Lang voordat de Sociaal-Economische Raad zijn advies over maatschappelijk verantwoord ondernemen uitbracht, was Ordina daarmee al praktisch bezig. De ict-dienstverlener leent mensen uit aan scholen in Utrecht, Gouda en Den Haag om les te geven in informatica, wiskunde en economie. Daarnaast ontwikkelde Ordina Public een virtueel dorpsplein in Kollum, zodat mensen zich via internet op de hoogte kunnen stellen van alle gemeentelijke diensten. En verder is het bedrijf in samenwerking met de ministeries van VWS en Buitenlandse Zaken bezig met een opvangproject voor jongeren in Roemenië.

Ronald Kasteel, voorzitter van de raad van bestuur van Ordina, vindt eigenlijk dat er weinig nieuws is onder de zon. ‘Wat vroeger ondernemen in de maatschappij was, heet nu maatschappelijk ondernemen. Is er dan behalve het omdraaien van woorden zo veel veranderd? Ik denk niet echt. Maar ik zie wel dat de problemen waarmee de overheid worstelt groter en complexer zijn dan vroeger. De mensen in de bedrijven worden zich daarvan bewuster en gaan daarin meer zelf een rol zoeken.’

Voor Kasteel is het heel belangrijk dat Ordina in de markt een imago heeft van een bedrijf dat zijn verantwoordelijkheid breder ziet dan alleen winst maken. Het vergroot de aantrekkingskracht op nieuwe medewerkers. Maar tegelijk is dat maar één element. ‘Je hoort bedrijven te besturen vanuit verschillende perspectieven, waarin het maatschappelijk belang, het belang van klanten, van aandeelhouders en van medewerkers allemaal in fatsoenlijke balans tot elkaar moeten staan.’

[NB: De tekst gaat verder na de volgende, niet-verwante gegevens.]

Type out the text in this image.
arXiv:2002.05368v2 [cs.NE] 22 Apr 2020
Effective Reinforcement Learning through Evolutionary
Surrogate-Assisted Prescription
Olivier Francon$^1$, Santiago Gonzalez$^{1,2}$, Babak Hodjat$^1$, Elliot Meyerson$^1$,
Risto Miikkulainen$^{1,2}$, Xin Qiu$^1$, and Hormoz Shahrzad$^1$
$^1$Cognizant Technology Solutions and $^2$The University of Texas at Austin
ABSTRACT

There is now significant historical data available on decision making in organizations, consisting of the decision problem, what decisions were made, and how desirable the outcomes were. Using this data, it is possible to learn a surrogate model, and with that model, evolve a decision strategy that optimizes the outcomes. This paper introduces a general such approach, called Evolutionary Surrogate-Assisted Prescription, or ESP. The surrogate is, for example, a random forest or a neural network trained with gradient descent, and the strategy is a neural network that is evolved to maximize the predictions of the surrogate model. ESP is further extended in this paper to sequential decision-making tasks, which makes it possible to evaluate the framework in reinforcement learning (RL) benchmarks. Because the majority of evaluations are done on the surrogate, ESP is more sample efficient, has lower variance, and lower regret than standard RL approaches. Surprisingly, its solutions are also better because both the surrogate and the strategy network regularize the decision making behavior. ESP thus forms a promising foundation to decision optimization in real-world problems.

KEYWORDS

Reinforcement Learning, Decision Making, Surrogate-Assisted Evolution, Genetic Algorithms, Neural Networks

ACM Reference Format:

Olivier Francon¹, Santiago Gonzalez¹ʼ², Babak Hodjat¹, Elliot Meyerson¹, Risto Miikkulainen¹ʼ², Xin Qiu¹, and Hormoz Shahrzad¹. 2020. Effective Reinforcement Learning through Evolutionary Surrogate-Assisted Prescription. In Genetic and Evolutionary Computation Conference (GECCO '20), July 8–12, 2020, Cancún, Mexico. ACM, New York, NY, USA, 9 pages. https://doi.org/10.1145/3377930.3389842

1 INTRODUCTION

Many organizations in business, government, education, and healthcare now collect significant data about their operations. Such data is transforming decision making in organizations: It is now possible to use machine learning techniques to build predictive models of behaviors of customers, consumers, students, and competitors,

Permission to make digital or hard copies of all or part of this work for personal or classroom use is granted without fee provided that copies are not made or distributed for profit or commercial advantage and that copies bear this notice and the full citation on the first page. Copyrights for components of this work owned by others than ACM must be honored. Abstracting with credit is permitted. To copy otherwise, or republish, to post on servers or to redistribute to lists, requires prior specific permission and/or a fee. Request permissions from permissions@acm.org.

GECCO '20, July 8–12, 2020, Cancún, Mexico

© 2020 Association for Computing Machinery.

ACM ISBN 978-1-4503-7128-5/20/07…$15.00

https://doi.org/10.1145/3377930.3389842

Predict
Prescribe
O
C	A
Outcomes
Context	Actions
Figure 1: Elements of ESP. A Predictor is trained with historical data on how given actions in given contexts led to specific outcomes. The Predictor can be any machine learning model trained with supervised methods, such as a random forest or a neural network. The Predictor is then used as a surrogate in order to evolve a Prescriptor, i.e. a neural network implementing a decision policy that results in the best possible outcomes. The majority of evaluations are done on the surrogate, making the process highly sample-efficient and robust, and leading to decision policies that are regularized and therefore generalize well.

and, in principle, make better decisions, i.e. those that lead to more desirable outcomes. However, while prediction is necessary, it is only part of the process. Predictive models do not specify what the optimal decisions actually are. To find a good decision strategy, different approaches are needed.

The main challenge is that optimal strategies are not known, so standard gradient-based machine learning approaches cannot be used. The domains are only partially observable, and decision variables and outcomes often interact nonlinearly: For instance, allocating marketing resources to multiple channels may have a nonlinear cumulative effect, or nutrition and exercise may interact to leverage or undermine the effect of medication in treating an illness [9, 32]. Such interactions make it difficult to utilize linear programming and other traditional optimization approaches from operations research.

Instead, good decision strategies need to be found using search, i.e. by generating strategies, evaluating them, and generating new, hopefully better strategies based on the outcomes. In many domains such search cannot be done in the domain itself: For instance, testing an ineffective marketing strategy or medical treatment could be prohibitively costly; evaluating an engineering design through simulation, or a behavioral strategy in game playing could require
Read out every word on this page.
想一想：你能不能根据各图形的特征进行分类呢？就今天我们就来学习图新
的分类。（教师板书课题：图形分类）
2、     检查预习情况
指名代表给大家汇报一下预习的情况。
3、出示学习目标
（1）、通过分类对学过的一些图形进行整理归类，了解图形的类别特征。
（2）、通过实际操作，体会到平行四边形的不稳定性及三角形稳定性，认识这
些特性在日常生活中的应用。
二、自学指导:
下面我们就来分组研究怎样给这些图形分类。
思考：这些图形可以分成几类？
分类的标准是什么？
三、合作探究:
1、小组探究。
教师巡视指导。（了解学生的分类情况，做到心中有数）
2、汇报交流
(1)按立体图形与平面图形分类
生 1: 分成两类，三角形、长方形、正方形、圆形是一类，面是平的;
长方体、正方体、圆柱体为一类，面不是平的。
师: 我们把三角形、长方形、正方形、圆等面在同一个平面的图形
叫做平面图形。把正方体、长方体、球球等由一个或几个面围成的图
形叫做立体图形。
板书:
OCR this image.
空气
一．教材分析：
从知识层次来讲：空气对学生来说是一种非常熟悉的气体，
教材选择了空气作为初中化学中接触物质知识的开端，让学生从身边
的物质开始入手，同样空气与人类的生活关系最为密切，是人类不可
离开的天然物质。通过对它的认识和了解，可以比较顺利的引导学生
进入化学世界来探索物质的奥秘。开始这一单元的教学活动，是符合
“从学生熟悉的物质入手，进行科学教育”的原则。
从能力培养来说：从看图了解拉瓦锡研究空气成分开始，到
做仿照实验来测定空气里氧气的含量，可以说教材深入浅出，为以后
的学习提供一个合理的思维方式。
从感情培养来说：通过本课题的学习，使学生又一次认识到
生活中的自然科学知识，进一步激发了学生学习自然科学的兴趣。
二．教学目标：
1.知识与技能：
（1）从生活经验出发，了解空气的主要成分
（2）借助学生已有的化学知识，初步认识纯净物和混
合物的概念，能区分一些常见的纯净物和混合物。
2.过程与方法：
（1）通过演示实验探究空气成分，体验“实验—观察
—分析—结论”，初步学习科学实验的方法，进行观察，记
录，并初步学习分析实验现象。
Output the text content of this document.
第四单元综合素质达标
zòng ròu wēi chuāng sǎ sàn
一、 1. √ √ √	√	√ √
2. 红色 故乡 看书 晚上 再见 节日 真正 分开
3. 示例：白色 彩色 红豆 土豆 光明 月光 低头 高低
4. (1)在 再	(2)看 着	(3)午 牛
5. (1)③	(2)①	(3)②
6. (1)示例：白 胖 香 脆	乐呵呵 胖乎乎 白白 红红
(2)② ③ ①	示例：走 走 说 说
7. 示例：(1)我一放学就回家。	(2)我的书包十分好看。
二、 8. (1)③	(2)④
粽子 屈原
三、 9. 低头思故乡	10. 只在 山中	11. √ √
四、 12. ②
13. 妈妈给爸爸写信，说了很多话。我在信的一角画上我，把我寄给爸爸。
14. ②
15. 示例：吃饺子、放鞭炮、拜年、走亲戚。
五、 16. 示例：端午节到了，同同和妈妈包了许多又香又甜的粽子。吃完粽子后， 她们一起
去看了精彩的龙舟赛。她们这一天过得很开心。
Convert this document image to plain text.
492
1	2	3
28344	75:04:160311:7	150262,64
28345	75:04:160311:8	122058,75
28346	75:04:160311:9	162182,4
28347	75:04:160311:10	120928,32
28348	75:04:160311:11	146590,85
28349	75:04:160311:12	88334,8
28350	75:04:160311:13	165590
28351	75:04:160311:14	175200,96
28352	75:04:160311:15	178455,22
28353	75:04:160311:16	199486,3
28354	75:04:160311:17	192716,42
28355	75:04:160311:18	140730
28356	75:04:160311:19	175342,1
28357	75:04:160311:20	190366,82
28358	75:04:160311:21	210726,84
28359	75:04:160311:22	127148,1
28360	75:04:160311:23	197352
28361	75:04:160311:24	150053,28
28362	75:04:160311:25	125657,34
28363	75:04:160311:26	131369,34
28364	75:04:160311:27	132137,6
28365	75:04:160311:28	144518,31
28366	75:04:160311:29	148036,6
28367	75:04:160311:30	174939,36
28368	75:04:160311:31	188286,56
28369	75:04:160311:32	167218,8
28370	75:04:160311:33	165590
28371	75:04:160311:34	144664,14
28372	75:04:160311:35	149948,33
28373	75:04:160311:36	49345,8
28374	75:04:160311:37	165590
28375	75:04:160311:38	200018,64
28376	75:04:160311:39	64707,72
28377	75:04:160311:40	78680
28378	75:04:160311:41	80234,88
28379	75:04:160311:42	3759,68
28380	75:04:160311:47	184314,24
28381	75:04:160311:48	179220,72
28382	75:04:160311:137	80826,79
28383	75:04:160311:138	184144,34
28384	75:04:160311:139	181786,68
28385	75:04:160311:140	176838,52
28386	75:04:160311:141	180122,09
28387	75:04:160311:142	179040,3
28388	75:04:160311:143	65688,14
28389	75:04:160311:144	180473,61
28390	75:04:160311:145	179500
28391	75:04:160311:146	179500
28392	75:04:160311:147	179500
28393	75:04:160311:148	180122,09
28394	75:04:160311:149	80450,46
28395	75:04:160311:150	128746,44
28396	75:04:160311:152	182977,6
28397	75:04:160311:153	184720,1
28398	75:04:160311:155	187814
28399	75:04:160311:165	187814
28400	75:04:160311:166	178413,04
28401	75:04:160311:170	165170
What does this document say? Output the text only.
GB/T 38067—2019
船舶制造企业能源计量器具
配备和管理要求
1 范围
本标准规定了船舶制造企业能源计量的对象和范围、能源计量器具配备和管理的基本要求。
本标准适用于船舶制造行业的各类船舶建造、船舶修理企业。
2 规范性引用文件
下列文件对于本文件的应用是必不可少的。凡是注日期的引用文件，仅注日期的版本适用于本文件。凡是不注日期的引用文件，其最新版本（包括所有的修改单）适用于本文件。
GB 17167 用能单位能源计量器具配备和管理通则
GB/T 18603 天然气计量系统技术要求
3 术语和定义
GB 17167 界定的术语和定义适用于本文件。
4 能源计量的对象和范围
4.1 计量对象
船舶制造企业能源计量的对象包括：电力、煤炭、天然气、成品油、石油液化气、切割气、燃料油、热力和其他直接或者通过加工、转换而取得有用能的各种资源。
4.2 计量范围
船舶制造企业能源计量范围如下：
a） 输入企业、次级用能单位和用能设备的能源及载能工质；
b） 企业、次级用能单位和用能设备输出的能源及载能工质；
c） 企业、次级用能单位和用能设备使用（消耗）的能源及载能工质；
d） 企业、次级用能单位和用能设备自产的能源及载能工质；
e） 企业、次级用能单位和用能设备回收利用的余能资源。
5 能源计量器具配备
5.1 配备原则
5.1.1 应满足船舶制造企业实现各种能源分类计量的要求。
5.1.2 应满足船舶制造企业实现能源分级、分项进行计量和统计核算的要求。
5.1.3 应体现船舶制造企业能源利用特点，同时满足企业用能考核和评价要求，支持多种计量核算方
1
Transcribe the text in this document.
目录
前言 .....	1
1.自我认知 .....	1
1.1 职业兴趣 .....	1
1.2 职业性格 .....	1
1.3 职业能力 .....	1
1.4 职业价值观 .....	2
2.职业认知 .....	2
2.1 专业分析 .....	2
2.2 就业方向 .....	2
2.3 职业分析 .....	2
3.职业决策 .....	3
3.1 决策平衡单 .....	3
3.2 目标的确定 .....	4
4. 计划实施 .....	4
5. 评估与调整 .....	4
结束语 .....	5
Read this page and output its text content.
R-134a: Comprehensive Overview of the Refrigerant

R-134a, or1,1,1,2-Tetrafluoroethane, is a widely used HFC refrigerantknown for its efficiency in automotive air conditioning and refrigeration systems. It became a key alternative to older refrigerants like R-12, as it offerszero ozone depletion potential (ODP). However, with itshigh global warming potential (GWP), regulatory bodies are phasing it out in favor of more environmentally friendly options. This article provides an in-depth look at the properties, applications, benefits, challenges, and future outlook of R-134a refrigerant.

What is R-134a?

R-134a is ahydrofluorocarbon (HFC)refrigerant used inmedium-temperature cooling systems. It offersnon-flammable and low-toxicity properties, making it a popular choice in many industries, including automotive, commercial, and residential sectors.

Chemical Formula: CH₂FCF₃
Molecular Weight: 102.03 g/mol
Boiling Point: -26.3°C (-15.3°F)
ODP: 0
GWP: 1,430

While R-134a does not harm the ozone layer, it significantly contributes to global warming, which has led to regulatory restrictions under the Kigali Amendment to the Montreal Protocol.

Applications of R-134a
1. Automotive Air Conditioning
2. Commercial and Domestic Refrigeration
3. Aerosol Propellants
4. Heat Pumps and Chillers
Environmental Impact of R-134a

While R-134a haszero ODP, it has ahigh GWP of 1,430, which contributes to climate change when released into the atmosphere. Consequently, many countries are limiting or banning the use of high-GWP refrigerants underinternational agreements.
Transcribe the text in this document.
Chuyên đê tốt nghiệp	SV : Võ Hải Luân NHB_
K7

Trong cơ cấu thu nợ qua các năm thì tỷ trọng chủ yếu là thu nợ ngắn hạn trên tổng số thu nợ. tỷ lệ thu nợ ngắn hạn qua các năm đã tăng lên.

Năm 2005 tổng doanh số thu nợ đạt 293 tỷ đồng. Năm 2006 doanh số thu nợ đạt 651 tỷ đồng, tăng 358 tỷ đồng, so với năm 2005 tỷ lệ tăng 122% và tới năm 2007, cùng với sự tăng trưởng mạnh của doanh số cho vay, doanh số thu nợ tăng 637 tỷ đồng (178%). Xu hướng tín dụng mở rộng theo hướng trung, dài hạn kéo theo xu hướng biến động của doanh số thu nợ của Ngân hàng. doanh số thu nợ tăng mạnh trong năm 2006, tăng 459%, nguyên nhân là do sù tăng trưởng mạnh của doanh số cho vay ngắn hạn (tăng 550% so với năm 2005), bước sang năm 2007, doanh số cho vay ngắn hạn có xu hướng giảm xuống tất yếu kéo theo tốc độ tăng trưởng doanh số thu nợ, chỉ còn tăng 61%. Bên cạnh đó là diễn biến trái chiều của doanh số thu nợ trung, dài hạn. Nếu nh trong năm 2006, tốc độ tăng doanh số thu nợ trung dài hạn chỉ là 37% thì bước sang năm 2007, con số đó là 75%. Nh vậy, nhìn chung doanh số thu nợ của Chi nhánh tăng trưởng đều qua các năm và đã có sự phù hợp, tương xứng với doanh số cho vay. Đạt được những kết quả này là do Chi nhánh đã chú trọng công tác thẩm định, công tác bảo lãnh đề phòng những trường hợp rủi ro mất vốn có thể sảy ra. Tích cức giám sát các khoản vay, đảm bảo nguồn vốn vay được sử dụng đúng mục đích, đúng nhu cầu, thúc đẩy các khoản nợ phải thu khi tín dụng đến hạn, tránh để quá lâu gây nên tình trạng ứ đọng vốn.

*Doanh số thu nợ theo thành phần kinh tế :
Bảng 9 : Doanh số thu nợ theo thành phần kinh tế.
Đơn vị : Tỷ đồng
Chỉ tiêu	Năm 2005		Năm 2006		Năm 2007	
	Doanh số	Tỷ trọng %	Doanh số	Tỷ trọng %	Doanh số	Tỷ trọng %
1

Om die reden denkt Kasteel dan ook niet dat de maatschappelijke betrokkenheid van Ordina zal verminderen in tijden dat de marktomstandigheden slechter worden. ‘Ik denk trouwens niet dat er slechte tijden komen, want de ict-business is veel minder conjunctureel gedreven geworden dan begin jaren negentig. Ict is voor veel bedrijven core business geworden en als je dan diensten kunt leveren waarmee bedrijven problemen voor klanten kunnen oplossen, dan blijft het ook in de toekomst goed toeven in deze markt. Maar los hiervan: als je zou stoppen met je maatschappelijke projecten als het slechter gaat in de markt, dan haal je je bedrijf uit balans.’

De SER stelt in zijn advies dat nadere wet- en regelgeving over maatschappelijk verantwoord ondernemen, zoals richtlijnen hiervoor in het jaarverslag, ongewenst is. Daarop is van verschillende kanten kritiek gekomen. Maatschappelijk verantwoord ondernemen zou daarmee een te vrijblijvende aangelegenheid worden en blijven steken in een marketingtool voor bedrijven die daarmee goede sier willen maken. PvdA en Groen Links overwegen een initiatiefwetsontwerp, waarin bedrijven wordt voorgeschreven hoe zij zich hebben te verantwoorden over de wijze waarop zij hun productie inrichten, milieuwetten naleven en bredere maatschappelijke belangen dienen.

Kasteel: ‘Ik vind dat de overheid daar niet te dwingend in moet zijn. Ik geloof niet dat meer regels feitelijk tot een ander gedrag leiden. En het is juist zo aardig dat er ruimte blijft om zelf te kiezen waarin je je als bedrijf wilt onderscheiden.’

Meer heil verwacht Kasteel van een actievere houding van de overheid. De overheid zou vaker dan nu het geval is zelf het bedrijfsleven kunnen opzoeken om concrete problemen op te lossen. ‘In mijn beleving is de overheid nu al goed bezig een meer klantgerichte organisatie te worden, de overheid raakt meer betrokken bij wat er bij zijn afnemers leeft. Een stap verder is om dan vaker bij concrete vraagstukken over bijvoorbeeld onderwijs of veiligheid het bedrijfsleven actiever te betrekken en actiever aan te spreken en dat proces ook te faciliëren. Op dat punt is er nog veel meer mogelijk, ook aan kennisoverdracht over en weer.’